Data for this cross-sectional study were obtained through a voluntary self-administered survey. Faculty at eight accredited social work programs distributed the pre-test and post-test survey in their policy courses. To participate in this study, undergraduate and graduate social work students must have completed a foundation year social welfare policy course during AY 2018-2019; advanced standing students were not eligible to participate. A total of 417 unique students completed the pre-test and 341(81.8%) completed the post-test questionnaires.
Paired samples t-tests were run to compare the responses of the pre-test and post-test on the full Attitudes Scale and four sub-scales—Assimilation, Perceived Threat, Policy, and Social Services. On the overall Attitudes Scale, there was a statistically significant increase in positive attitudes (t(340) =-3.37, p<.05). There was statistically significant increase in attitudes for the following sub-scales: Assimilation (t(340) =-2.67, p<.05), Perceived Threat (t(340) =-3.76, p<.000), and Policy (t(340) =-2.28, p<.05). The Social Services sub-scale (t(340) =-.616, p=.54) did not have a statistically significant increase in positive attitudes.
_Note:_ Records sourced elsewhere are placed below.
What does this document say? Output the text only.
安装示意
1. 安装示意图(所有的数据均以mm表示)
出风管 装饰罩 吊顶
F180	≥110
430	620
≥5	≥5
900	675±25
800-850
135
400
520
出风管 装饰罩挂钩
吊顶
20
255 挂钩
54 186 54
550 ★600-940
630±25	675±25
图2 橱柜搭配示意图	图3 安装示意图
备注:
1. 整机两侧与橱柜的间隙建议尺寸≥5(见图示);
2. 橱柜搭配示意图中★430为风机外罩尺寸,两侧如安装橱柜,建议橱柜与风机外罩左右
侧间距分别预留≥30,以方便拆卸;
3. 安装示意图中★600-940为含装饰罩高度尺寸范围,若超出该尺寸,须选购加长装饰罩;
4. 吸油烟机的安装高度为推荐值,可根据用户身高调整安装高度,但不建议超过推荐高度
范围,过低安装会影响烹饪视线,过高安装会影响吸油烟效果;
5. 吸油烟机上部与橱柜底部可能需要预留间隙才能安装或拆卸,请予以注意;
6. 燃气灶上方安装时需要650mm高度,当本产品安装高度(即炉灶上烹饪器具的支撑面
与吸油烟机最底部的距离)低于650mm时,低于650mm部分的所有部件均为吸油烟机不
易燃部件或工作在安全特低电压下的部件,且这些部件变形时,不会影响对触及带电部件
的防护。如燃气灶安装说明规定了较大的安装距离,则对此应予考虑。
Conclusion and Implications
These findings lend support to previous research suggesting many social work students lack an understanding of the immigrant experience; suggest that many social work students enter the profession with attitudes inconsistent with social work values and not congruent with the competency of cultural humility; after completing a policy course and participating in this research by taking attitude tests related immigration, the attitudes of some students about immigration improved slightly on the assimilation, perceived threat, and policy sub-scale, there is cause for concern that social work students lack the cultural humility needed to meet the ethical requirements of the social work profession and the social empathy required to provide adequate services to immigrant populations.